The removal process is similar to the initial implantation. Only a qualified health practitioner can perform the procedure to prevent risks. It involves making a small incision and carefully disconnecting and removing the leads and the electrodes. Furthermore, recovery is relatively quick, with most patients can return home the next day.

A small and large wing iTENS electrode with refill gel pads

Are There Alternatives to Spinal Cord Stimulators?

While spinal cord stimulators can be effective in managing chronic pain, they may not be suitable for everyone. Fortunately, there are alternative treatments available for individuals. One option is to undergo surgery to fix the underlying cause of the pain, such as a herniated disc or spinal stenosis. It can be more intrusive, but it offers a more permanent pain relief solution.

Physical therapy is a drug-free method that focuses on exercises and stretches to improve strength, flexibility, and mobility. This can be particularly beneficial for individuals with musculoskeletal conditions. It can also minimise the risk of potential injuries. Other alternatives are acupuncture and chiropractic care. These therapies focus on specific techniques aimed at alleviating pain and discomfort.

An innovative and emerging method for pain management is the use of electrical stimulation devices. These are portable devices that are applied externally to the affected area. Thus, it minimises the need for surgery or invasive procedures. One of the common types is TENS therapy. It delivers mild electric currents through electrode pads placed on the skin.
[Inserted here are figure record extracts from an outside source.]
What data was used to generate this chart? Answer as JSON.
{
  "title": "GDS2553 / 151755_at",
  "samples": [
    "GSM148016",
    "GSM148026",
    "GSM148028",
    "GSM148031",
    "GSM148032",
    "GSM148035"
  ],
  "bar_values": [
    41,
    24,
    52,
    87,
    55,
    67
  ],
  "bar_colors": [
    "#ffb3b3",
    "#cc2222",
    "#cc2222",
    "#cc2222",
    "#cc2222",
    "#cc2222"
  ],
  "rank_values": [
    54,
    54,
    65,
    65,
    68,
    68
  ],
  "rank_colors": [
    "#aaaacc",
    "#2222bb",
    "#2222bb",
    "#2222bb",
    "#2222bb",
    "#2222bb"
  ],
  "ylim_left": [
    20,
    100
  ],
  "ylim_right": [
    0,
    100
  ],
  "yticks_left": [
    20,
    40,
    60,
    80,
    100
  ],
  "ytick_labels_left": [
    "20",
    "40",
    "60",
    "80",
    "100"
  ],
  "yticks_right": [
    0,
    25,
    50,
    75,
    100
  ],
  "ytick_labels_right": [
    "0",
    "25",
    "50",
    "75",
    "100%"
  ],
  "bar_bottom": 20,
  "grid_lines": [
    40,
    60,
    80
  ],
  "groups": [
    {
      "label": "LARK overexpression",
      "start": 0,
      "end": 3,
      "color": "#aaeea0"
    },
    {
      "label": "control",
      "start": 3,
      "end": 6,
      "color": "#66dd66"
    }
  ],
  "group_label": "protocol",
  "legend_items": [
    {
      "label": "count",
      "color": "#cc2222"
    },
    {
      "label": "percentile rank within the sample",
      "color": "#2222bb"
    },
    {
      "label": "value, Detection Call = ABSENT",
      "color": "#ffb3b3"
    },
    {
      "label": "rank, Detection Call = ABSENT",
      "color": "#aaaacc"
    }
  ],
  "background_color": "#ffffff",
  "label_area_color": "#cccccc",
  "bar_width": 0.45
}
Benefits and Advantages of TENS

  • TENS is a drug-free and non-invasive method of pain relief.
  • TENS does not have adverse risks or side effects that are common with pain medications, such as nausea, ulcers, and digestive issues.
  • A TENS machine is portable and can be used anytime and anywhere, within reason.
  • TENS can help relieve acute and chronic pain or health conditions, including nerve pain, joint pain, muscular pain, and musculoskeletal disorders.
  • A TENS machine is easy to use, allowing for convenient pain management at home or on the go.
  • The TENS electrodes can be applied in most areas of the body, including the back, abdomen, shoulder, arms, and legs.


A spinal cord stimulator is an electronic device that can provide long-term pain relief. It is implanted in the back to deliver electrical signals to the nerves in the spinal cord. This helps block pain signals from reaching the brain, resulting in significant pain intensity reduction. Moreover, the device consists of a small pulse generator, thin wires, and a remote control. Rechargeable units are available, offering longer battery life and convenience.

The surgical procedure is minimally invasive and generally safe. However, the recovery period may last two to four weeks. During this period, patients should avoid physical activities that can strain the incision site. Additionally, certain changes are necessary to adjust to living with an implanted device. Overall, it is vital to discuss the benefits and potential risks with a healthcare provider to determine if spinal cord stimulation is the right treatment option.